Teknoloji ve yenilikleri koruyan bir kurum olan TPE aynı zamanda teknolojiyi de kullanan bir kurumdur. Online işlemler kapsamında yapılan araştırma sayısı, aylık 1,5 milyona, yıllık ise 18 milyona ulaşmıştır. Geçtiğimiz yıl e-devlet uygulamaları kapsamında geliştirilen en önemli gelişme markalar için başlatılan online başvuru hizmetinin patent ve endüstriyel tasarım başvurularına da yaygınlaştırılması olmuştur.
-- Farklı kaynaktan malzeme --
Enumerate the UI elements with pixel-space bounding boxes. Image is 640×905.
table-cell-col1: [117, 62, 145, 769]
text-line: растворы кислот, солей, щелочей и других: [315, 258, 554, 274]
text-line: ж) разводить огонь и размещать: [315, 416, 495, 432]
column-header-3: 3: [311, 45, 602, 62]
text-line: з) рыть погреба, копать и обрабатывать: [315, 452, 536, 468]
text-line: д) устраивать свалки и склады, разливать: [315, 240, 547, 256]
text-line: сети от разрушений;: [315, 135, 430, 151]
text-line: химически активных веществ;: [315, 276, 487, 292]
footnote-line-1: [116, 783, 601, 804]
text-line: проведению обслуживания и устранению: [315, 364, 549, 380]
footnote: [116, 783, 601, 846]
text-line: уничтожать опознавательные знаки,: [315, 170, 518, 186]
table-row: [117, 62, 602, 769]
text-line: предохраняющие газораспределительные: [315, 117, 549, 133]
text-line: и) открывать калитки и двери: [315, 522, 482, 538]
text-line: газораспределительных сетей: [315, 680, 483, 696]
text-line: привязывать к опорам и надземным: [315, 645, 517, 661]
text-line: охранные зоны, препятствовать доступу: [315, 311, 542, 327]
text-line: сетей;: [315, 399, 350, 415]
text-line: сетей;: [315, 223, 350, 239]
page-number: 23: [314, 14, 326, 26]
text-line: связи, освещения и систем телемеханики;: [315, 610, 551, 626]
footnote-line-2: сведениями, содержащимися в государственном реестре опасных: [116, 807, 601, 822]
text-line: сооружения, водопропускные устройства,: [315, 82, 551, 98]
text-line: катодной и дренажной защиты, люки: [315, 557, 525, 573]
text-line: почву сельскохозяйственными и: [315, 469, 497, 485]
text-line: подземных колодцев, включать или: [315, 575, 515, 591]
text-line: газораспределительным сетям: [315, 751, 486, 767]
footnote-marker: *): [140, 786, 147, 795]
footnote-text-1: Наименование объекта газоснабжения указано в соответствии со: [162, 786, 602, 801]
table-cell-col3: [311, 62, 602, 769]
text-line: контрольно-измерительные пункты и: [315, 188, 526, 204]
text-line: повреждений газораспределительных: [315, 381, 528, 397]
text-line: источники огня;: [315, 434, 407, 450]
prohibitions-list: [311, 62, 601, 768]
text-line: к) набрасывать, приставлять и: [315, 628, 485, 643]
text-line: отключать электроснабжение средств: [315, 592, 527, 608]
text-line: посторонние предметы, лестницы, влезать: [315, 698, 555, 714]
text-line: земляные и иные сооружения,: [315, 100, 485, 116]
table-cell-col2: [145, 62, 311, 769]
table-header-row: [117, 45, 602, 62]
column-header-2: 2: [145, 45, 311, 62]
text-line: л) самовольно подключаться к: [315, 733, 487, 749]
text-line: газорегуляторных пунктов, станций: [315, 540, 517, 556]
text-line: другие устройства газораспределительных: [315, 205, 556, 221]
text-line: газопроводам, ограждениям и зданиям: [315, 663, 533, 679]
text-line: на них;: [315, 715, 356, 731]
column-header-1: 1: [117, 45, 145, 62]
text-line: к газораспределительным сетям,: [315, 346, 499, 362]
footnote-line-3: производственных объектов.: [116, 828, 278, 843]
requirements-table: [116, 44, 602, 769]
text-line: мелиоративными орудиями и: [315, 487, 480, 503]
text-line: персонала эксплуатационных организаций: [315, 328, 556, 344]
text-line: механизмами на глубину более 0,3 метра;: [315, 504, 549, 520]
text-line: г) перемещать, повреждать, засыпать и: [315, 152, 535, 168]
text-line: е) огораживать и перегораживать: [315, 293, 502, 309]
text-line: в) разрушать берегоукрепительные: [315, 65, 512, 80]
TPE bu projeleriyle, 2007 yılında
olduğu gibi geçtiğimiz yıl da eTR ödüllerinde finalist olmuştur.
Tüm bu çabaların bir neticesi olarak başvuru sayılarında son dönemde dünya ortalamasının üzerinde gerçekleşen artışlar 2008 yılında da devam etmiştir. Türkiye, marka ve tasarımlarda Avrupa’da elinde tuttuğu üçüncülük konumunu 2008 yılında muhafaza etmiştir. Son iki yıldır 70 bini sınırı aşan başvurular geçtiğimiz yıl ise 75 bine ulaşmıştır. Benzer şekilde tasarımlarda 6 binden fazla başvuru ve 30 bin tasarım sayısına ulaşılmıştır. Patent başvurularındaki artışlar devam etmiş, bu artışlar mutlak sayılarımızı da yukarı çekmiştir. Artık, Türkiye faydalı model başvuruları ile değerlendirildiğinden 10 binin üzerinde buluş için başvuru yapılan bir ülke konumuna yükselmiştir.
Başvuru sayıları gibi ülkemizin sınai mülkiyet alanında aldığı mesafenin bir diğer göstergesi de Türkiye’nin Avrupa Birliği Müzakere sürecindeki 35 fasıldan biri olan Fikri Mülkiyet Hukuku Faslı’nda müzakerelere başlanmış olmasıdır. Türk Patent Enstitüsü ile Kültür ve Turizm Bakanlığı’nın birlikte sorumlu olduğu bu fasıl bugün itibariyle müzakerelere açılan 10 fasıldan biri konumundadır.
Sonuç olarak TPE, “Sınaî mülkiyetin etkin ve yaygın kullanımını sağlayarak Türk sanayi ve teknolojisini küresel rekabette öne çıkarmak; Avrupa’da örnek ve öncü kurum olmak” vizyonuyla çalışmalarına devam ederek 2009’da yeni projeleriyle Türk Sanayicisi ve Girişimcisinin hizmetinde olacaktır.